Милия стояла, опершись на лестницу, смотрела на Шеама, Гелера и близнецов и гадала, чем она могла заслужить таких товарищей. Особенно Шеама. Рисковать жизнью ради практически незнакомого человека! Во всем этом был скрытый смысл, который она никак не могла уловить. Все складывалось как в книжном романе, где главному герою всегда удается ускользать от врагов благодаря неожиданно появляющимся полезным людям. А этот дух авантюризма, постепенно вытесняющий присущий каждому живому существу инстинкт самосохранения? И ведь в самом деле – не страшно. Кто бы мог подумать, что она когда-то была счастлива своей обыкновенной жизнью?

«Расскажи это кому другому, детка!»

– Прощайте, – произнесла Милия.

– Прощай, – хором отозвались парни, как будто полдня репетировали.

– Да хранит тебя Священная сила, Соноран, – добавил Шеам и обнял.

– И тебя, – улыбаясь, ответила девушка: уж очень он сейчас походил на рыцаря-джеддая, и ей было немного горько, как будто она оставляла брата.

– Когда подниметесь, закройте погреб и с часок побудьте в доме. Это для крысеныша, что следит за мной. Потом пойдете. Дверь не запирайте. И пошумите слегка, – велел Лаксам.

– Удачи, – пожелал Гелер.

– Идите, идите, рыцари, – съязвил Лаксам.

Прощальный взгляд Шеама, неловко теребящего карман куртки, куда девушка, несмотря на молчаливый укор, сунула нитку жемчуга, и крышка погреба над головой девушки закрылась. Лаксам снял с крюка лампу и, подойдя к полкам справа от лестницы, запустил руку куда-то за кучу тряпья.
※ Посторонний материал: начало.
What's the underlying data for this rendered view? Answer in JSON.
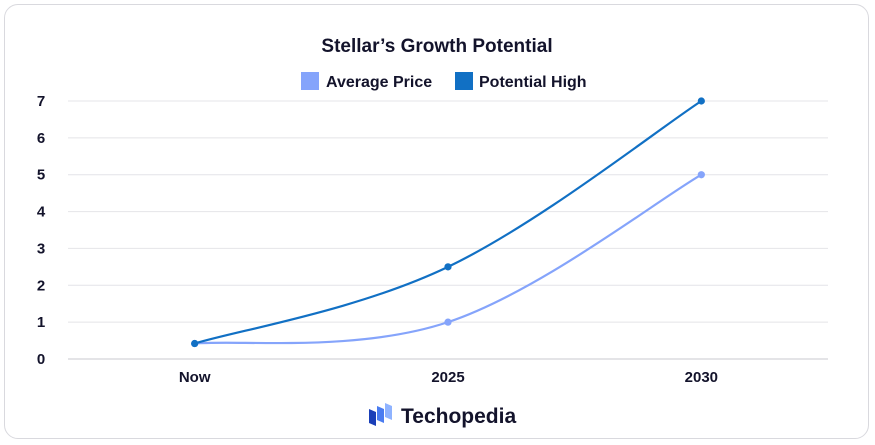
{
  "chart_data": {
    "type": "line",
    "title": "Stellar’s Growth Potential",
    "categories": [
      "Now",
      "2025",
      "2030"
    ],
    "series": [
      {
        "name": "Average Price",
        "values": [
          0.42,
          1,
          5
        ],
        "color": "#85a4fb"
      },
      {
        "name": "Potential High",
        "values": [
          0.42,
          2.5,
          7
        ],
        "color": "#1170c4"
      }
    ],
    "ylim": [
      0,
      7
    ],
    "yticks": [
      "0",
      "1",
      "2",
      "3",
      "4",
      "5",
      "6",
      "7"
    ],
    "grid": true,
    "legend": "top-center",
    "xlabel": "",
    "ylabel": ""
  },
  "branding": {
    "name": "Techopedia",
    "logo_colors": [
      "#1a3fb8",
      "#4a7cf0",
      "#8fb3ff"
    ]
  }
}
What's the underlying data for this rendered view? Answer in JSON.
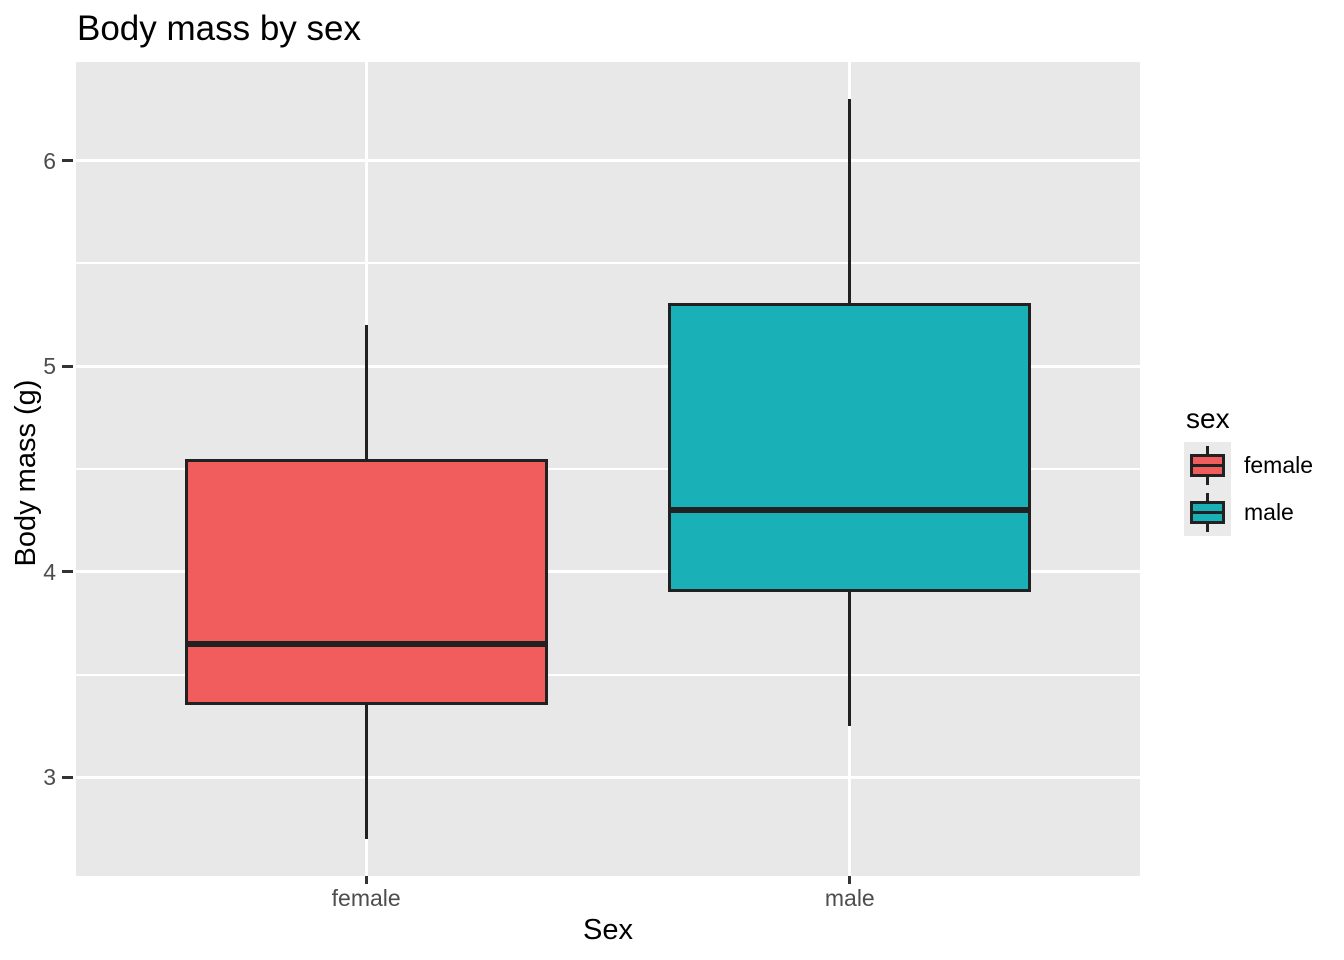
{
  "chart_data": {
    "type": "boxplot",
    "title": "Body mass by sex",
    "xlabel": "Sex",
    "ylabel": "Body mass (g)",
    "categories": [
      "female",
      "male"
    ],
    "series": [
      {
        "name": "female",
        "fill": "#F15C5C",
        "min": 2.7,
        "q1": 3.35,
        "median": 3.65,
        "q3": 4.55,
        "max": 5.2
      },
      {
        "name": "male",
        "fill": "#19B1B7",
        "min": 3.25,
        "q1": 3.9,
        "median": 4.3,
        "q3": 5.31,
        "max": 6.3
      }
    ],
    "ylim": [
      2.52,
      6.48
    ],
    "yticks": [
      6,
      5,
      4,
      3
    ],
    "yminor": [
      5.5,
      4.5,
      3.5
    ],
    "grid": "on",
    "legend": {
      "title": "sex",
      "position": "right",
      "entries": [
        "female",
        "male"
      ]
    },
    "colors": {
      "panel_bg": "#E8E8E8",
      "grid": "#FFFFFF",
      "box_border": "#212121",
      "axis_text": "#4D4D4D",
      "tick_mark": "#333333",
      "legend_key_bg": "#EAEAEA",
      "title_text": "#000000"
    }
  }
}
Что-то щелкнуло, заскрежетало, и часть стены вместе с полками подалась вперед, открыв зазор. Лаксам пролез туда, унося с собой лампу, и Милия ничего не оставалось, как последовать за ним. Спустя минуту стена стала на место, намертво закрыв проход.

Лаксам тем временем сменил масляную лампу на коэн – маленькую клетку, похожую на птичью – а лампу оставил в нише. Одного взгляда на коэн хватило, чтобы в центре клетки засиял шар из света, и Милия почувствовала слабое дуновение теплого ветерка на своем затылке. Нет, не от коэна, его свет совсем не грел, от того, что это она его зажгла, опередив Лаксама. Тот хмыкнул и пошел вперед по коридору, конец которого терялся в непроглядной темноте.

Некоторое время шли молча; Лаксам с коэном впереди, Милия следом.

– Как вышло, что никто, кроме вас, не знает об этом коридоре? – спросила она.

– Не знает, верно, – подтвердил Лаксам. – А сам я узнал о нем случайно. Это было… очень давно, в другой жизни.

После того, как закрылась дверь тайного хода, Лаксам вдруг изменился. Он перестал коверкать слова, как подмастерье, во всяком случае настолько, насколько позволяли выбитые зубы, изменились интонации голоса. В нем стало больше силы, уверенности, проскальзывали властные нотки.

– Кто вы, Лаксам? – рискнула спросить девушка.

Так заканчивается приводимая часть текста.